What is the name for platelet production, and where does it occur? What type of cells produce platelets, and how do they do this? How many platelets can one cell produce?
Platelet production or thrombocytopoeisis, occurs in the bone marrow. Normal bone marrow contains a number of megakaryocytes, enormous cells (up to 160um in diameter) with large nuclei. During their development and growth, megakaryocytes manufacture structural proteins, enzymes and membranes. They then begin shedding cytoplasm in small membrane enclosed packets. A mature megakaryocyte gradually loses all its cytoplasm, producing about 4000 platelets before the nucleus in engulfed by phagocytes and broken down for recycling
What is the rate of megakaryocyte activity and platelet formation stimulated by? (3)
- Thrombopoietin (TPO) or thrombocyte stimulating factor, a peptide hormone produced in the kidneys (and perhaps other sites) that accelerates platelet formation and stimulates the production of megakaryocytes
- Interleukin 6 (IL6) a hormone that stimulates platelet formation
- Multi- CSF, which stimulates platelet production by promoting the formation and growth of megakaryocytes.
What is haemostasis? What are the three stages of haemostasis?
The process of haemostasis, the cessation of bleeding, halts the loss of blood through the walls of damaged vessels. At the same time, it establishes a framework for tissue repair. Haemostasis consists of three phases, the vascular phase, the platelet phase and the coagulation phase.
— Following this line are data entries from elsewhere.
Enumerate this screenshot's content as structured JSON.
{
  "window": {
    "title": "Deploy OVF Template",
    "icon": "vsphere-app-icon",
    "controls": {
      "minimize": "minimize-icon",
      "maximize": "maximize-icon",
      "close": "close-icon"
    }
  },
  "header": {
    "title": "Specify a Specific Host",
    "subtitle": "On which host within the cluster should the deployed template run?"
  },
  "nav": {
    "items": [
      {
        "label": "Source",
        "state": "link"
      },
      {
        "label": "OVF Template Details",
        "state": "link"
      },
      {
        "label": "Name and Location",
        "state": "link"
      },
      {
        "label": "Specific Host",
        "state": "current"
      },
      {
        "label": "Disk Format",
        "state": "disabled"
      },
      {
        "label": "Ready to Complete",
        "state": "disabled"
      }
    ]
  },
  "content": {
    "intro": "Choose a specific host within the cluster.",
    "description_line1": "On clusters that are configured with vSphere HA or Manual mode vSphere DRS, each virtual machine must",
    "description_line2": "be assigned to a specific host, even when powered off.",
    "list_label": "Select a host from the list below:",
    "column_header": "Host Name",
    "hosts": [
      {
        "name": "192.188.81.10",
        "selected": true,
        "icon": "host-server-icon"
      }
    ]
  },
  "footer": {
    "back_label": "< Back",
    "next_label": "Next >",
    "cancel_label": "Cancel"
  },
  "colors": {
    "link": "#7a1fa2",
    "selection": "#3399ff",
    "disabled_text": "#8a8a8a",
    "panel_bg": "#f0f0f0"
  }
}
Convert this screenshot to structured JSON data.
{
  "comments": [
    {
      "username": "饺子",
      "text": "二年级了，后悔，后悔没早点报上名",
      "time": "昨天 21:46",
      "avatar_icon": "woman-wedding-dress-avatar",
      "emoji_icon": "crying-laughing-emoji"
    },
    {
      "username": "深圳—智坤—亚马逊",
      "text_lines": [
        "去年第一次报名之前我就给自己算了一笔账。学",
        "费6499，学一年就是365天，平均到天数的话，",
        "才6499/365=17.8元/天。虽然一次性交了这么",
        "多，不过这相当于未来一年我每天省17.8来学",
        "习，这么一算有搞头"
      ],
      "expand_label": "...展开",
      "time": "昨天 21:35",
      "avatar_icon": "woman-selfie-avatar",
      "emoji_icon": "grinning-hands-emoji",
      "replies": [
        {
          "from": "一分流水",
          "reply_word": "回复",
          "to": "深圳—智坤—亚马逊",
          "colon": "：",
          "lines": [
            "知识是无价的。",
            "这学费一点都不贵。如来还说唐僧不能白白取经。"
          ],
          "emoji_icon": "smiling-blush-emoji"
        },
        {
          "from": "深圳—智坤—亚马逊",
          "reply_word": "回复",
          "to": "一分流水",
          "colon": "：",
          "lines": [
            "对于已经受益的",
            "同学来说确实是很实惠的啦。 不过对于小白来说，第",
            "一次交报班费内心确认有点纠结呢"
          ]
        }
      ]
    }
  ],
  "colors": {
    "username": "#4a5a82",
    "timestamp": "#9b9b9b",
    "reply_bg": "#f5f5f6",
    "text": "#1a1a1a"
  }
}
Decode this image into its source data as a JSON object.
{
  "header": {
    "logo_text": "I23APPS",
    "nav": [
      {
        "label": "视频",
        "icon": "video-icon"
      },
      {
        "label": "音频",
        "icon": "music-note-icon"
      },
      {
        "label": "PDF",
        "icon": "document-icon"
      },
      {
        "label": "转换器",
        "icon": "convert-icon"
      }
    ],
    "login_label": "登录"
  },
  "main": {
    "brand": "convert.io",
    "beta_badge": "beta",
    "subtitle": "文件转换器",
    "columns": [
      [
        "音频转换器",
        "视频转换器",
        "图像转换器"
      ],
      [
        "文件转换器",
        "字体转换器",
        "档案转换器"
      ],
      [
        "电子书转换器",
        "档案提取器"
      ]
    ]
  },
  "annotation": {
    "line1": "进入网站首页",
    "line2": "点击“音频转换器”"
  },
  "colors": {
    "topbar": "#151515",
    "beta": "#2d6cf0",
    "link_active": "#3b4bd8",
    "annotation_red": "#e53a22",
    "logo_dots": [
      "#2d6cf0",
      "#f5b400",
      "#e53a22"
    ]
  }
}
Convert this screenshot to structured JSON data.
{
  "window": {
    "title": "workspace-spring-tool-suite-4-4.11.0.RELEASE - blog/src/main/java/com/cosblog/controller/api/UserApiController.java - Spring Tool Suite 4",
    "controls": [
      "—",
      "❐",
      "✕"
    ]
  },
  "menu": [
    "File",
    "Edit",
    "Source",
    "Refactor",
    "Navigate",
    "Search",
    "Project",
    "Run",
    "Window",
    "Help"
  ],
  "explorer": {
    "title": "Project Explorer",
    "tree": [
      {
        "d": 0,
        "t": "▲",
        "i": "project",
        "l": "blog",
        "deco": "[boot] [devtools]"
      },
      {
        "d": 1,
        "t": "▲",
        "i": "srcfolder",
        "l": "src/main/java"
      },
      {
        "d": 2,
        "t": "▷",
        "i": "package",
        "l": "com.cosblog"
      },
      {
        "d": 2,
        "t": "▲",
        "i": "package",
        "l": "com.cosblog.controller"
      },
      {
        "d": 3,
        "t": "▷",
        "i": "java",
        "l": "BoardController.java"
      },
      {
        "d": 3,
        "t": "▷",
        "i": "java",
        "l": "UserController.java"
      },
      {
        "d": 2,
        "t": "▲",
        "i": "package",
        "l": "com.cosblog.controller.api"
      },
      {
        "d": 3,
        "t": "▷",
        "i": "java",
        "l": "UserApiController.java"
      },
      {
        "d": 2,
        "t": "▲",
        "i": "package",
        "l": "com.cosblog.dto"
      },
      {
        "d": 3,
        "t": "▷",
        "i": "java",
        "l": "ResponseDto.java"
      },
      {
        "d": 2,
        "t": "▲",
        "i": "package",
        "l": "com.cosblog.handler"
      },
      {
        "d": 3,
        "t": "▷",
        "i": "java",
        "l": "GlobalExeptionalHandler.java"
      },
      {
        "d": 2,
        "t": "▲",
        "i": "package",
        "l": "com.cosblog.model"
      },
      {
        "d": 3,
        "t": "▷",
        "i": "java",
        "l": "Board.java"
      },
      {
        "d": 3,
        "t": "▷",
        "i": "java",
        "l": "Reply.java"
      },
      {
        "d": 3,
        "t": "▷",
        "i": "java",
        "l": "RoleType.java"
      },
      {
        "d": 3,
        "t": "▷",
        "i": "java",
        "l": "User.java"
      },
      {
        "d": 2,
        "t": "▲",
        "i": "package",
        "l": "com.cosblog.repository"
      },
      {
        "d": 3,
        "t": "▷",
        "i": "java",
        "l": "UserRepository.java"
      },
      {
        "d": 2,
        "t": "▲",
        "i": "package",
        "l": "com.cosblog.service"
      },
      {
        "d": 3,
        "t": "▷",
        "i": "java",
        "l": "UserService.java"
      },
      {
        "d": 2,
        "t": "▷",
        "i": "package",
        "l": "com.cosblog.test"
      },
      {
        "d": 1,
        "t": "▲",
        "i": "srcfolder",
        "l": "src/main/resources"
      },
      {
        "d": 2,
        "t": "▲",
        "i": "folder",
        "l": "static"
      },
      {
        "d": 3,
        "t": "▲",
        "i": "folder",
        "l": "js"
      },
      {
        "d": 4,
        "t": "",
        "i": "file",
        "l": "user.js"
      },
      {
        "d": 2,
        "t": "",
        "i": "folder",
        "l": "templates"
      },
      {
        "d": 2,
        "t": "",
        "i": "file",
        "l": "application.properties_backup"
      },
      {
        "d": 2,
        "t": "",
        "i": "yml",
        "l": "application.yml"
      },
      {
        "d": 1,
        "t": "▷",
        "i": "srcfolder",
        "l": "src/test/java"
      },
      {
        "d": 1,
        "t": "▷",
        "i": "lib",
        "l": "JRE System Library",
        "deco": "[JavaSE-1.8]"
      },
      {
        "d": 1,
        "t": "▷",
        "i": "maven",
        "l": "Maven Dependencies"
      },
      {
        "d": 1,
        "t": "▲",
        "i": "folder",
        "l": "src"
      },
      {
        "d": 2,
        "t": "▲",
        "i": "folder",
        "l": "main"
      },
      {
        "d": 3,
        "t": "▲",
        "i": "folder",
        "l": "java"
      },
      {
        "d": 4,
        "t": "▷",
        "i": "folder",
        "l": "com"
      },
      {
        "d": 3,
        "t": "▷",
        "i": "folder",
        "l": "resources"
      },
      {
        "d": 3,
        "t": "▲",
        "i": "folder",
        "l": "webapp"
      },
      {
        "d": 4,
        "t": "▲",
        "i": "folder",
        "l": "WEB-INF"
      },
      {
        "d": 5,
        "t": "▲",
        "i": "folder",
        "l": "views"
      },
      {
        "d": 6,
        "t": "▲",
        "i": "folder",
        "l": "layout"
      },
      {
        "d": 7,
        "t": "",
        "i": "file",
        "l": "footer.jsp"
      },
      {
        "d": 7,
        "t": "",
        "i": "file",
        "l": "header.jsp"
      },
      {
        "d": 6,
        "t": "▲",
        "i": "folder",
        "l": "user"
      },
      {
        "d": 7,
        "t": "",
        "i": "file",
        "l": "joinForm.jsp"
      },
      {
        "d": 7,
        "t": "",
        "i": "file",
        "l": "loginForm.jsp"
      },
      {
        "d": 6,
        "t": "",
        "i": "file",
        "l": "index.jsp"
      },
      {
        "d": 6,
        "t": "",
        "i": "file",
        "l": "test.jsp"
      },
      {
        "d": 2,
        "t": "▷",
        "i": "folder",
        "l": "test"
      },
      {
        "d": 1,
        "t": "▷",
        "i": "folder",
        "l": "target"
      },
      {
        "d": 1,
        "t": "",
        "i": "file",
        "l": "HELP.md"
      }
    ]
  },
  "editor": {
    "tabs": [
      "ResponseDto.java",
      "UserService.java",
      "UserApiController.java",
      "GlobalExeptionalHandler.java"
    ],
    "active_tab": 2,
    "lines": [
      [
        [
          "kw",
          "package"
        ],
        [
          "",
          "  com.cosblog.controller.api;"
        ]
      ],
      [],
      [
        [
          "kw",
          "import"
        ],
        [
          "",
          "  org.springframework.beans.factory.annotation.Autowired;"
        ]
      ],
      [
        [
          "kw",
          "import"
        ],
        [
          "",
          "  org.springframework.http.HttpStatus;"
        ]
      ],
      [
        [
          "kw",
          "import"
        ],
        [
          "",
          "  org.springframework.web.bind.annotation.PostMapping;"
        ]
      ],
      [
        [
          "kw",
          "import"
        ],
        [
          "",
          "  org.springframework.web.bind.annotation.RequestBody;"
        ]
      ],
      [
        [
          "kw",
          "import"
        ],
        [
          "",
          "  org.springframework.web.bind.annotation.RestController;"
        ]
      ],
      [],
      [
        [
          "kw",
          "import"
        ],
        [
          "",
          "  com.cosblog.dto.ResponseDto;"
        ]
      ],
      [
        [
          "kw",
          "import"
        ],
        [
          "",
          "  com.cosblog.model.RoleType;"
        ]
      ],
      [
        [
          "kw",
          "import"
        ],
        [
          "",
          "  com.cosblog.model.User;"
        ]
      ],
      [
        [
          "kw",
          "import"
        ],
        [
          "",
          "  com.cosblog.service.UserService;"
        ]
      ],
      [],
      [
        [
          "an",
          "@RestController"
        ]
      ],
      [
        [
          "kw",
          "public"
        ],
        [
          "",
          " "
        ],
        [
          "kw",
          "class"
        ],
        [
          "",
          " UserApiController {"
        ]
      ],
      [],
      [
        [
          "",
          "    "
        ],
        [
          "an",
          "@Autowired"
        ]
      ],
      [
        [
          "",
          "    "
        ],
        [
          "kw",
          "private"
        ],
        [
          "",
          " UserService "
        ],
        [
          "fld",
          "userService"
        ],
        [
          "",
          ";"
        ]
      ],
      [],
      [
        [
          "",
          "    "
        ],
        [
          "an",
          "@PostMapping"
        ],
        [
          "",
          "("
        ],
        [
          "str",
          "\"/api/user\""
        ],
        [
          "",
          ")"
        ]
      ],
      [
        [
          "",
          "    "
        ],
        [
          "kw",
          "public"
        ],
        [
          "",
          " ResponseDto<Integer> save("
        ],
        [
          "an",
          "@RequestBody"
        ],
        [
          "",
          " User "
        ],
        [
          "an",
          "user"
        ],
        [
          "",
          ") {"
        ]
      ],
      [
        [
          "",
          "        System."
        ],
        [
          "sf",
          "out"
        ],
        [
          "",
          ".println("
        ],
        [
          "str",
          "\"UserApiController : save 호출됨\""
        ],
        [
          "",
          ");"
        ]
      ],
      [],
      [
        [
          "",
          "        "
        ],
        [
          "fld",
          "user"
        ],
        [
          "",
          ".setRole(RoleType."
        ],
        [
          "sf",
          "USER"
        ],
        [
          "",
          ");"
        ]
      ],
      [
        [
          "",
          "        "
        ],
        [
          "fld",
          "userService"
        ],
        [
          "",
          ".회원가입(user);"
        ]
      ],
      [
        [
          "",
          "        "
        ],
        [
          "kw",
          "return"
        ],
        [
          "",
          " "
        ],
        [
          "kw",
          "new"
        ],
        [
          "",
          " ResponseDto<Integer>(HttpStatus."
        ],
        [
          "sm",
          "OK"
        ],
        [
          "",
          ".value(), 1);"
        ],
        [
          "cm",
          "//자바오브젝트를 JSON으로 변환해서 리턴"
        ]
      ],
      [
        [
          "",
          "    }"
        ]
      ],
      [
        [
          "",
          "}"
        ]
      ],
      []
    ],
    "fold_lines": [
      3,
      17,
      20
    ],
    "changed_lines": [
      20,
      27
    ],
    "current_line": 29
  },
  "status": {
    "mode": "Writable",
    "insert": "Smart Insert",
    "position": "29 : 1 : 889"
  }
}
However the boundaries of these phases are somewhat arbitrary. In reality, haemostasis is a complex cascade in which many things happen at once, and all of them interact to some degree.
If a blood vessel wall is damaged, the vascular phase of haemostasis begins. What happens to the blood vessel wall? Why does this happen? How long does this effect last?
Cutting the wall of a blood vessel triggers a contraction in the smooth muscle fibres of the vessel wall. This local contraction of the vessels is a vascular spasm, which decreases the diameter of the vessel at the site of injury. Such a constriction can slow or even stop the loss of blood through the walls of a small vessel. The vascular spasm lasts about 30 minutes, a period called the vascular phase of haemostasis.